Peripheral blood eosinophils: a surrogate marker for airway eosinophilia in stable COPD

Affiliations
Comparative Study

Peripheral blood eosinophils: a surrogate marker for airway eosinophilia in stable COPD

Netsanet A Negewo et al. Int J Chron Obstruct Pulmon Dis. .

Abstract

Introduction: Sputum eosinophilia occurs in approximately one-third of stable chronic obstructive pulmonary disease (COPD) patients and can predict exacerbation risk and response to corticosteroid treatments. Sputum induction, however, requires expertise, may not always be successful, and does not provide point-of-care results. Easily applicable diagnostic markers that can predict sputum eosinophilia in stable COPD patients have the potential to progress COPD management. This study investigated the correlation and predictive relationship between peripheral blood and sputum eosinophils.
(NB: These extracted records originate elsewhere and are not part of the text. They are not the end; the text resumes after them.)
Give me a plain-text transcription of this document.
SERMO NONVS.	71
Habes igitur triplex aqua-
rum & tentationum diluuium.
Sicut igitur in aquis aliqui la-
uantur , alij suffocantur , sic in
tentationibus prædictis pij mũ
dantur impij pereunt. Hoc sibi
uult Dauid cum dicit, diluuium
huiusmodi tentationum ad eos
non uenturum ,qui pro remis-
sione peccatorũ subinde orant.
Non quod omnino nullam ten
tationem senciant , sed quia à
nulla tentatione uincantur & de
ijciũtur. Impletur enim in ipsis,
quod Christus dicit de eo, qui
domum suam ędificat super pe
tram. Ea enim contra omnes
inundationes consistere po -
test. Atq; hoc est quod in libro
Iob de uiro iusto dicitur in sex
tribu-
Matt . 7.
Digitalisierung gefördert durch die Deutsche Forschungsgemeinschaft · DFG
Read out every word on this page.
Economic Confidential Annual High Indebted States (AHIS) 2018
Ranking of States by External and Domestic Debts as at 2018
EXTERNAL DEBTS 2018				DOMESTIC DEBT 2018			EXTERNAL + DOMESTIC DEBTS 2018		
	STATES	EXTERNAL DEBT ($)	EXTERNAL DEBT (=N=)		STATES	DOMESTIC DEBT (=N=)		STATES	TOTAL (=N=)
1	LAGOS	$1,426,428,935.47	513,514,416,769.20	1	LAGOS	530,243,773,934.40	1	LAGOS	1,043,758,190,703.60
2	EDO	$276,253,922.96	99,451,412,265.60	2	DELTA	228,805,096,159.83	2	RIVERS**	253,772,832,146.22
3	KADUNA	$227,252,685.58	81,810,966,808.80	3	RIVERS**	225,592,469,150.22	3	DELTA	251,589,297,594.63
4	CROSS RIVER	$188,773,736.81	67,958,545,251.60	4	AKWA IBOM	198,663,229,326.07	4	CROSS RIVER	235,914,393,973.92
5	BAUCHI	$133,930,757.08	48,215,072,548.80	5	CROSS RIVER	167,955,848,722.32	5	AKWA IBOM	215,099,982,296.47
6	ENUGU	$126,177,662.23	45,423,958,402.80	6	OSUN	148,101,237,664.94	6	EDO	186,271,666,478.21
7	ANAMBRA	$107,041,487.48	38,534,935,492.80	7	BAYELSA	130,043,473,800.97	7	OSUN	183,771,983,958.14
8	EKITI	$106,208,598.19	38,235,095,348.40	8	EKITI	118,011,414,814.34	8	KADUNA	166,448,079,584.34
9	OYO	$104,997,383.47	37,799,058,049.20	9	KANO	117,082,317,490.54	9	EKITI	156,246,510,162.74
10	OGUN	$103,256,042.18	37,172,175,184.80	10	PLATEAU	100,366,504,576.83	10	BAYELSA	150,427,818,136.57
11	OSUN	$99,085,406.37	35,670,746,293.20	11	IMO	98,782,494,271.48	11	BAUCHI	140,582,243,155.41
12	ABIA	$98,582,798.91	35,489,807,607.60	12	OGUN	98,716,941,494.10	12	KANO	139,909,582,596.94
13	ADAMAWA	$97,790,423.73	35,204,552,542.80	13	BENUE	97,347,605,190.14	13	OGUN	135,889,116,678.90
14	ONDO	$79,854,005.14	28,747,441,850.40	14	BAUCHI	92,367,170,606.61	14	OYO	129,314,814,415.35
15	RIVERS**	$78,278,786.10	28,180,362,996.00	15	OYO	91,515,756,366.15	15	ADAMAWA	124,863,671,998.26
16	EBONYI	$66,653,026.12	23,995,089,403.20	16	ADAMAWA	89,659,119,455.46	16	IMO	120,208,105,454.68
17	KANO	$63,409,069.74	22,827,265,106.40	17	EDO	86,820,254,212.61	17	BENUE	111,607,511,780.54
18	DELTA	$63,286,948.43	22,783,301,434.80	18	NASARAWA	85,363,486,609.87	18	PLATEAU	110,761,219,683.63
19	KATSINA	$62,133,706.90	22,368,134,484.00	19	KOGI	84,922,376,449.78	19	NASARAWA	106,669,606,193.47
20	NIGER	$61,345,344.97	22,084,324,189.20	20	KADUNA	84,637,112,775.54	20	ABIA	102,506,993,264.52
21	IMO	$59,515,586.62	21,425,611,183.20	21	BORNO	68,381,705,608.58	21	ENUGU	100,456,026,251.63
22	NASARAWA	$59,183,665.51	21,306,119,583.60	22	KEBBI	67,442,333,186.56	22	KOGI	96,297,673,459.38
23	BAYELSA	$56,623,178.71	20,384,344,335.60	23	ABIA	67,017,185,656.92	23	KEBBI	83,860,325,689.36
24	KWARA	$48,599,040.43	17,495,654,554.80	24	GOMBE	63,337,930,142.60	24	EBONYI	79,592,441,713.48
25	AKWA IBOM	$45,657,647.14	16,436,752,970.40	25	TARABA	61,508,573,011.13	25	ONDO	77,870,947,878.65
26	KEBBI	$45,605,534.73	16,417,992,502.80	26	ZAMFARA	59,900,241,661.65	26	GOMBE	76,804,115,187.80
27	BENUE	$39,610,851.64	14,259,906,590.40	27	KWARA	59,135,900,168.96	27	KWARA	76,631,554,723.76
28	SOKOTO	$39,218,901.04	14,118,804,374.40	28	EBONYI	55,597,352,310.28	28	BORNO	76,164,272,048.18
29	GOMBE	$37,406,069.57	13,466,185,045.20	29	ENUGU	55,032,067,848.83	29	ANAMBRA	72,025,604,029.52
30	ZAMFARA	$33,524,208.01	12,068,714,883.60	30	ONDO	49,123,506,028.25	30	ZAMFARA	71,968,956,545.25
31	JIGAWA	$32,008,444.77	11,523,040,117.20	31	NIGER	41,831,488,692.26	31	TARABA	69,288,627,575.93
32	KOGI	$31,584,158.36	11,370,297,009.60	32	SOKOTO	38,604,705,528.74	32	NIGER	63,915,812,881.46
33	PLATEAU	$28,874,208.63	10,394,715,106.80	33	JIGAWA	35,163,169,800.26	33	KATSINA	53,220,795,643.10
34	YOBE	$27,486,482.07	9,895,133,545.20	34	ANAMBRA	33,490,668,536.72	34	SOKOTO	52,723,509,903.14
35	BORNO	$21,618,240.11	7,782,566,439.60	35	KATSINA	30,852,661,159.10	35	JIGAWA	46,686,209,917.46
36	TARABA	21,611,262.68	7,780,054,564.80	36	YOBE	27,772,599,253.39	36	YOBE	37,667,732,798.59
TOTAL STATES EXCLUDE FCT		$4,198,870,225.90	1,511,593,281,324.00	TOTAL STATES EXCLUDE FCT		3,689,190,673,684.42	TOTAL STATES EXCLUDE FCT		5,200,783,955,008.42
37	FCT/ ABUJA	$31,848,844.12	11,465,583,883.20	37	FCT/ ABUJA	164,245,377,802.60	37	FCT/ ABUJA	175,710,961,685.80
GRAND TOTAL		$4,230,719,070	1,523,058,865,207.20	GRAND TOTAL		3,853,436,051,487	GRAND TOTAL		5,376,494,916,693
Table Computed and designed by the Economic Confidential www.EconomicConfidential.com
It also examined the repeatability of blood eosinophil counts.

Methods: Stable COPD patients (n=141) were classified as eosinophilic or noneosinophilic based on their sputum cell counts (≥3%), and a cross-sectional analysis was conducted comparing their demographics, clinical characteristics, and blood cell counts. Receiver operating characteristic curve analysis was used to assess the predictive ability of blood eosinophils for sputum eosinophilia. Intraclass correlation coefficient was used to examine the repeatability of blood eosinophil counts.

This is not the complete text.